B. Boletim Informativo 2 – Filtração

Curtas
& Boas

Boletim Informativo 2 – Filtração

Os processos de aquecimento indireto com fluidos térmicos orgânicos, minerais ou sintéticos, oferecem uma operação altamente segura, e os sistemas de transmissão de calor são geralmente tratados como utilidades de manutenção relativamente baixa.
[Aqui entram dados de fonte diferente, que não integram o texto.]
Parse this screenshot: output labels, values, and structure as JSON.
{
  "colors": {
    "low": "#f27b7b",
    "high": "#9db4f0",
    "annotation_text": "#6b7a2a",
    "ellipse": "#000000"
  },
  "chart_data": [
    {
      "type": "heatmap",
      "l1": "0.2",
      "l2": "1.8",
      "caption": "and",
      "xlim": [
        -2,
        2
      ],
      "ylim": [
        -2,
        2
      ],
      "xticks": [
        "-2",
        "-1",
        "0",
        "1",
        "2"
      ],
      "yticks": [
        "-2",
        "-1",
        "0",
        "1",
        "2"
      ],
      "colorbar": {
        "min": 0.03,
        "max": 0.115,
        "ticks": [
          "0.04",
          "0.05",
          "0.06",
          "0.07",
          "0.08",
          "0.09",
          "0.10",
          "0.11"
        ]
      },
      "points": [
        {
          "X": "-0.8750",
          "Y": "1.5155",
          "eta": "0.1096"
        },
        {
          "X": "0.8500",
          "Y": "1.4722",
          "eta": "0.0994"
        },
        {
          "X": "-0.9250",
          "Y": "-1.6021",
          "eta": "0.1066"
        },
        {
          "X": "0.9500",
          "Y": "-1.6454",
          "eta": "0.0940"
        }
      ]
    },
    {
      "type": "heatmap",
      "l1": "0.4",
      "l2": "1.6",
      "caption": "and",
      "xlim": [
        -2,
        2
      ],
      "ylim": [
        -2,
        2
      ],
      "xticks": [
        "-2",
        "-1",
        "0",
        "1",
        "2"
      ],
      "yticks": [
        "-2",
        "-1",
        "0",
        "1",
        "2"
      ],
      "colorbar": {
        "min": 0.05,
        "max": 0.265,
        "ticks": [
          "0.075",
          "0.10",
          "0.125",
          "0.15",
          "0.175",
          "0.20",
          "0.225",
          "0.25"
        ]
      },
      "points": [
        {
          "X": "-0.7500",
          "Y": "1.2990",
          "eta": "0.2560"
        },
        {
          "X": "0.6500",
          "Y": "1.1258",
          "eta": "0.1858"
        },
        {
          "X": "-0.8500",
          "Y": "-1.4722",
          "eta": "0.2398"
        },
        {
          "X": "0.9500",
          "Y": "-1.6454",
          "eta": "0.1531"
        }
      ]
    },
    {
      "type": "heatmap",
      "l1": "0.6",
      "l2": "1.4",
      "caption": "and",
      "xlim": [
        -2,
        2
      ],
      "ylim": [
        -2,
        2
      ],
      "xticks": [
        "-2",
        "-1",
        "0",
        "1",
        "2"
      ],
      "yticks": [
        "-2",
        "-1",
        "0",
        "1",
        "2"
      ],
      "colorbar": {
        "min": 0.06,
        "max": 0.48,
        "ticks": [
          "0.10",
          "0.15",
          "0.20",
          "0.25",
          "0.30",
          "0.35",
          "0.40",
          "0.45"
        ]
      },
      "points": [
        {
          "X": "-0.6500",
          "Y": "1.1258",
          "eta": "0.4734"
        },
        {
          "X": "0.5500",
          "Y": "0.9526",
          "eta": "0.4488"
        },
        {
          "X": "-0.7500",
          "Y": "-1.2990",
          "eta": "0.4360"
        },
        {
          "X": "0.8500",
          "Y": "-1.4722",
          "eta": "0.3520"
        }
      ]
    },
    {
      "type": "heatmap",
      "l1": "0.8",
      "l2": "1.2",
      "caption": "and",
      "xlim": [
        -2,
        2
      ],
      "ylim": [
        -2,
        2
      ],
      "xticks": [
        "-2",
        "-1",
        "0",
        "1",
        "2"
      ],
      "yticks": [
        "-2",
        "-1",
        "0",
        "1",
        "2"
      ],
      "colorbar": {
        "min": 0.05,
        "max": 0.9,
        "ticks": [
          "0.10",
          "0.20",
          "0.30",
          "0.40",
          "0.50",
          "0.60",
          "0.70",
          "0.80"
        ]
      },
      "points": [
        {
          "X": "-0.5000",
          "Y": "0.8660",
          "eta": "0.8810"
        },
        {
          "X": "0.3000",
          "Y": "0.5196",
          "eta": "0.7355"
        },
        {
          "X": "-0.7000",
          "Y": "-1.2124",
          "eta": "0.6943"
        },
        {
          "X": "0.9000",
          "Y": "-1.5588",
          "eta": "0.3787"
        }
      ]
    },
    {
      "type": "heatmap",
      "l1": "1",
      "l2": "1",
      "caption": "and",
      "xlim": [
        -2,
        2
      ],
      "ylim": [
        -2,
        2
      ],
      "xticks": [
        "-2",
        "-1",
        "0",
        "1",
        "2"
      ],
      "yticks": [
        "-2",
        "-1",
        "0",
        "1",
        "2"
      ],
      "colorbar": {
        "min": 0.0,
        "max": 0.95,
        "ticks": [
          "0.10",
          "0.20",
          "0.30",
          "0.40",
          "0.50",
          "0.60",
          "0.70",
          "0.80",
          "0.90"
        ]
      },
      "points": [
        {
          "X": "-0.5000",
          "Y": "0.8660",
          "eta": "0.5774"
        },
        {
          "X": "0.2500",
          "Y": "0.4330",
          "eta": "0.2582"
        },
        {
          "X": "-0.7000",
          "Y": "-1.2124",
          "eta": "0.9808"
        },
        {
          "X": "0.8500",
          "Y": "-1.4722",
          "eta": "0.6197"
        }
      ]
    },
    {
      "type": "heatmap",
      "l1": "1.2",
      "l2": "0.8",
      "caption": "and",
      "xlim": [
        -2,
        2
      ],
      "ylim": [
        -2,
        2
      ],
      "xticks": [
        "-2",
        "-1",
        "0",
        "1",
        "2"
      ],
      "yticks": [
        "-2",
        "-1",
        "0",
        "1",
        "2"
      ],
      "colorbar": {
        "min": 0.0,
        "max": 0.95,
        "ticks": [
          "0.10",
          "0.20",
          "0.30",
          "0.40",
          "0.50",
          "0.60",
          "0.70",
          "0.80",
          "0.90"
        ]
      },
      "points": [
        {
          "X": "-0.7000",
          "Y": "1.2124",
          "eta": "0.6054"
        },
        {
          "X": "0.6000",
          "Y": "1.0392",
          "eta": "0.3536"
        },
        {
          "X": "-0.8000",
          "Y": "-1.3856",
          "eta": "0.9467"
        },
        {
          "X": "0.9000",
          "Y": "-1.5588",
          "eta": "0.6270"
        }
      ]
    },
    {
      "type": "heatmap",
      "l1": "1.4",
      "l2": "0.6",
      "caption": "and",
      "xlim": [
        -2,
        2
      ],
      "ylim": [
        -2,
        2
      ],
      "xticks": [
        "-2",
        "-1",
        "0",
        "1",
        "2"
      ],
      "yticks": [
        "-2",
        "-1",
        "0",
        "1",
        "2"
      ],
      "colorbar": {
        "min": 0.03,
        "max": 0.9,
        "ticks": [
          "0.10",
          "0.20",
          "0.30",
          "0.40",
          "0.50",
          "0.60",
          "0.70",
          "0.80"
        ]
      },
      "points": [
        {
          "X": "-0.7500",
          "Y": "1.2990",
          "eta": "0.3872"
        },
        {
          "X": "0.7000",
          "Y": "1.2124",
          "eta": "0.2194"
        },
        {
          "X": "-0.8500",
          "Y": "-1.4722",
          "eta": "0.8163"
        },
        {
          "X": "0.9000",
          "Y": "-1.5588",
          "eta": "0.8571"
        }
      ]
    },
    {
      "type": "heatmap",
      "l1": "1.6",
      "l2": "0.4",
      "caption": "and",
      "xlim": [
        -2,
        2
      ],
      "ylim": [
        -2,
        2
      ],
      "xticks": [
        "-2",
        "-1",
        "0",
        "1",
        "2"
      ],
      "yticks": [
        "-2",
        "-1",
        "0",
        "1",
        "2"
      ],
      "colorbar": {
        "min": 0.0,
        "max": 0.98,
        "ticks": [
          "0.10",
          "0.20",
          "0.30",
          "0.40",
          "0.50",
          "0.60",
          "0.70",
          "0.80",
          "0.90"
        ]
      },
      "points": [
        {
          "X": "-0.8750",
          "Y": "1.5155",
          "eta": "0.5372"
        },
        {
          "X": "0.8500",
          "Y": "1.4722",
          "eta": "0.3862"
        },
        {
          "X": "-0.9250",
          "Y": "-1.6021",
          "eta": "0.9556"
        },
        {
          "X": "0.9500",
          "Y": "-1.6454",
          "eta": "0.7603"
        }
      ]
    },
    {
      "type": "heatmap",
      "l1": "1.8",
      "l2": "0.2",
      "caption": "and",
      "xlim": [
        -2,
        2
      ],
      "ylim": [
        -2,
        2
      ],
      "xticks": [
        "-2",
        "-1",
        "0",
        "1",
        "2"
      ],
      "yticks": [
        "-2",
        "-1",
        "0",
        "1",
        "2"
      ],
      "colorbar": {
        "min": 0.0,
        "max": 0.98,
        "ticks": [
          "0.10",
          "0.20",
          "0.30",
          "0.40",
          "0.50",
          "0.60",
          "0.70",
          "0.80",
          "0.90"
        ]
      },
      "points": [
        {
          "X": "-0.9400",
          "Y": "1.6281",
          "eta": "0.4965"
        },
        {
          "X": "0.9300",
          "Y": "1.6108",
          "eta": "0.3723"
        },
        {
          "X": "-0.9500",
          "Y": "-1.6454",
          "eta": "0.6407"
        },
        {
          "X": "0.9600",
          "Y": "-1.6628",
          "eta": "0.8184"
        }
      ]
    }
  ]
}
Ocasionalmente, e por várias razões, o fluido térmico pode ser contaminado, resultando na formação de sedimentos prejudiciais à performance do sistema. Contaminações podem causar problemas operacionais. As partículas sólidas podem causar vazamentos pelo retentor do eixo da bomba, desgaste na haste de válvulas, entupimentos das passagens de fluxo e, algumas vezes, incrustações nas superfícies de troca de calor. Quando contaminado, o fluido pode, muitas vezes, ser limpo através de uma filtração em uma linha paralela (bypass). Para sistemas seriamente contaminados, recomenda-se uma limpeza do sistema ou, em alguns casos, o fluido pode ser filtrado a frio, fora do sistema.

A filtração pode também melhorar a proteção do sistema contra problemas de sólidos insolúveis através da instalação de um filtro em paralelo antes da partida pós-limpeza.

O Que é Sujeira?
Pode ser uma variedade de materiais, tais como fragmentos de construção deixados dentro do sistema, crostas de incrustação que se desprendem das tubulações durante a operação, produtos de reação do fluido térmico com agentes de oxidação, isto é, ar, ácidos e vazamentos do processo de produção para dentro do sistema. Os contaminantes também podem formar produtos insolúveis com os metais do próprio sistema, como ferrugem, por exemplo. Alguns fluidos térmicos, quando operados acima de seus limites máximos de temperatura, formam sólidos insolúveis naturalmente.

Que Filtros São Utilizados?
Para filtração com o sistema em operação, as experiências mostram que os filtros de cartucho de fibra de vidro são os que apresentam resultados mais satisfatórios, desde que resistam às temperaturas necessárias. Eles têm excelente capacidade de retenção, são econômicos e seus elementos são descartáveis. Filtros de metal suportam altas temperaturas, mas são difíceis de limpar e geralmente caros. Filtros de porcelana não são eficientes para altas temperaturas, e requerem complementação de filtração mecânica.

O tamanho do elemento do filtro de fibra de vidro é geralmente de 6,4 cm de diâmetro por 25 cm de comprimento. A fibra de vidro é enrolada em volta de um tubo de metal perfurado; a densidade e a dimensão das fibras determinam a capacidade de remoção do elemento quanto ao tamanho das partículas.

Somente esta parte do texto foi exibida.